Your rewrite rules will ultimately point to some files in a directory on your system (unless they redirect users to some external location). The authentication setup should be on the underlying directory that will be accessed.

.htaccess Redirect request to files exts in particular folder only

How do you write rules to redirect all requests to *.php and *.html files in upload/ folder to a text file name forbidden.txt in root www folder. What I'm trying to do exactly is preventing script execution in this dir by redirecting those requests to the text file
Note: The upload/ folder is accessibly by ftp used by a group of people to upload files so I cannot place htaccess inside this folder.
Create an .htaccess file at the root level of your site containing
RedirectMatch ^/upload/.+(html|php)$ http://www.yoursite.com/forbidden.txt
You could also try switching off the PHP engine in that directory by creating an .htaccess file in /upload/ containing:
php_value engine off
although you would need to ensure that people cannot upload files with the name .htaccess
Put your htaccess rules in httpd.conf instead.

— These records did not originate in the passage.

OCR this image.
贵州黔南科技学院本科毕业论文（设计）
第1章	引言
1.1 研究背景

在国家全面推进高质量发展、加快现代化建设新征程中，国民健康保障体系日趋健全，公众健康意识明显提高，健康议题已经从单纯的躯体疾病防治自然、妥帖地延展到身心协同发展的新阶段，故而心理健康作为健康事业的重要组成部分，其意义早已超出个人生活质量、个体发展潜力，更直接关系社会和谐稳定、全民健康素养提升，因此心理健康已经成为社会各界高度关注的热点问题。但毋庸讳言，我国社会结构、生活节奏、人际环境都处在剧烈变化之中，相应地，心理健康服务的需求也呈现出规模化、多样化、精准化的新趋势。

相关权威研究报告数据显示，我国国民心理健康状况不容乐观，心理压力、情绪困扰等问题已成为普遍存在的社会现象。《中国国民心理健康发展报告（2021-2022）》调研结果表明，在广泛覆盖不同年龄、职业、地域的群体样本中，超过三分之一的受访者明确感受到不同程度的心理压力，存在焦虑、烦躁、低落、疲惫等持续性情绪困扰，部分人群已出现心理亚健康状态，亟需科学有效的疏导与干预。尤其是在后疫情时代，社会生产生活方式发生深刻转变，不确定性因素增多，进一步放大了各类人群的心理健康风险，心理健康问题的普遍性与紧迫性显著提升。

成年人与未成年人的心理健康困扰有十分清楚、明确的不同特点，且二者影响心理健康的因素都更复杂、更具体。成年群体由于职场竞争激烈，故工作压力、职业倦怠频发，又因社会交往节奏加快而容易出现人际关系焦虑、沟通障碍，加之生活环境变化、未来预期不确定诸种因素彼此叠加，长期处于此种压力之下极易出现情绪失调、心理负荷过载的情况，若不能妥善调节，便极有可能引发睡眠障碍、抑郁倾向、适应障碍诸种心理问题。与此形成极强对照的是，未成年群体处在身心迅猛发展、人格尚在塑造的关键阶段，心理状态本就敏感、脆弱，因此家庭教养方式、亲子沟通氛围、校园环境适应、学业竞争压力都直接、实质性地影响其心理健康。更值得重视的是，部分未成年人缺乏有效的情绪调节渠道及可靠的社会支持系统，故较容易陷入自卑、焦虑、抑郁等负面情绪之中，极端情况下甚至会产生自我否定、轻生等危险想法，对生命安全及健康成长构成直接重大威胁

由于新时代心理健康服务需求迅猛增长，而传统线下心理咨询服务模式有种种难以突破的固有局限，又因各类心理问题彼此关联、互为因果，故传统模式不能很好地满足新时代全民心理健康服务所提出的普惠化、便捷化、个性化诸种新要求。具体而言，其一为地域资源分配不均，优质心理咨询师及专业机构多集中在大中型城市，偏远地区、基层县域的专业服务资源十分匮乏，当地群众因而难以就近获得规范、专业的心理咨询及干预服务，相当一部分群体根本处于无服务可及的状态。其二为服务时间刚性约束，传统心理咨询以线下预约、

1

If you can't edit httpd.conf, then your best bet is to not allow web access to that directory at all. Let FTP users access a folder outside of your web directory and then provide a mechanism for retrieving the file contents.
You could name that directory "upload". Then you could have your .htaccess file make requests to /upload/myfile execute upload.php, which finds ../upload/myfile and spits backs its contents. This way it would appear to users that they are accessing the "upload" folder directly, but you would the level of control you want through the PHP script.